Once again South Louisiana, Lafayette, Lake Charles, and the I-10 corridor find themselves under a significant severe weather threat as we move through the middle of the week. Just like last week, many schools systems have opted to err on the side of caution and have decided to suspend classes for today.
That threat won't likely show up in the area in the form of strong thunderstorms until much later today. You can track their progress on the National Weather Service Radar.
And even then the worst of the weather will likely be very short-lived. But, if you saw some of the devastation caused by last week's spate of strong storms you can understand why many school officials opted to keep kids at home and busses off of the roadways today.
The Storm Prediction Center has almost all of Louisiana under some kind of risk for severe storms today. The Lake Charles and Shreveport areas are in the "slight risk" zone. The Lafayette area is in the "enhanced risk" zone. Baton Rouge and most of the New Orleans Northshore are in the "moderate risk" zone for severe storms.
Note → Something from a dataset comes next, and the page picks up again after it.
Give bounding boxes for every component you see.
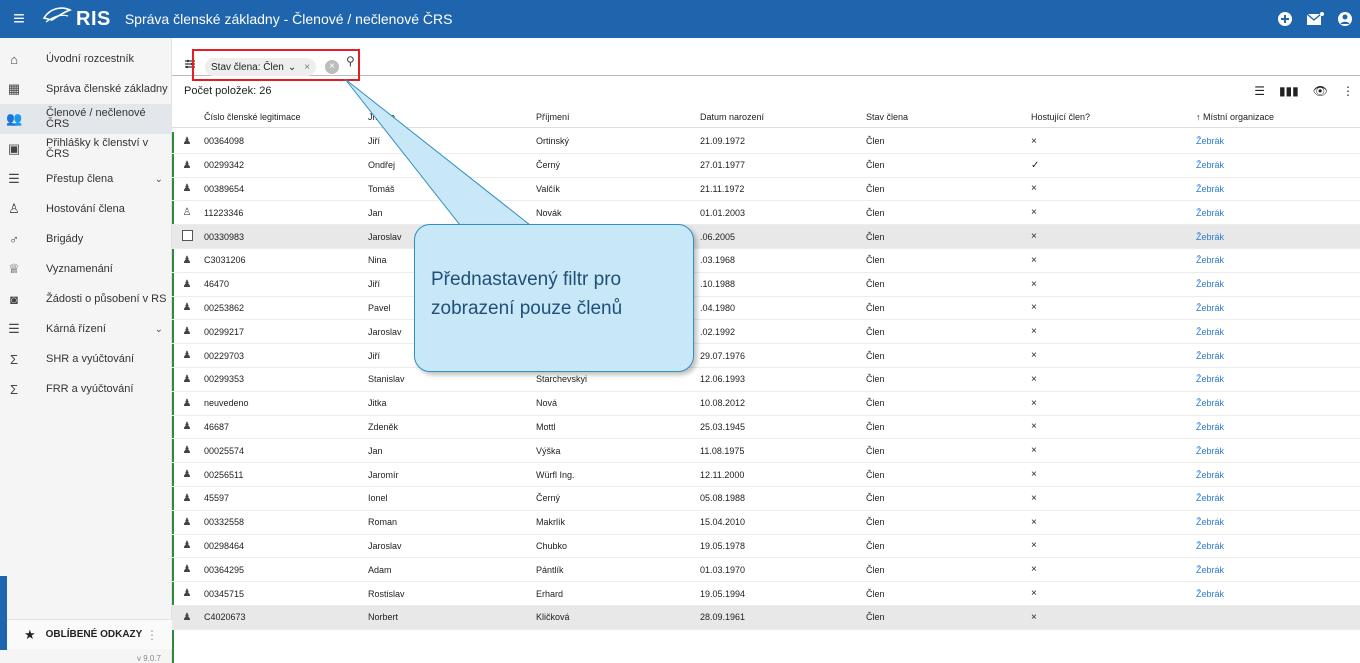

As you can see from the graphic provided by the SPC forecasters are thinking that the very worst of today's severe weather outbreak will be just to the north and east of the "Heart of Acadiana". That doesn't mean areas that are nearby won't experience strong or even severe storms.
There is currently a High Wind Warning posted for all of Southwest Louisiana. This means that winds of 40 mph or stronger can be expected during the day today. Some of those wind gusts could get even higher near strong thunderstorms. Speaking of those storms, when should you expect the worst of the weather to pass through your hometown?
The HRRR model suggests that Lake Charles will feel the effects of the approaching frontal system around lunchtime or maybe just after lunch later today. As you can see in the graphic from KATC Television's Chief Meteorologist Rob Perillo the line of storms should be moving into western sections of Acadiana in the early afternoon hours.
For the Lafayette area, the HRRR Model puts the worst of the weather right over us just about the time schools would be dismissing. So, maybe it is a good thing that classes for many school systems were cancelled for today.
The good news is that the worst of the weather should move out of the area almost as quickly as it moves in. That means that by tonight conditions should have calmed down considerably. The outlook for the remainder of the workweek does call for nice weather through Saturday when we will likely see another threat of showers.
Hopefully, we won't hear any of the names of any of the towns we know and love mispronounced on the news later today when they are discussing storm damage.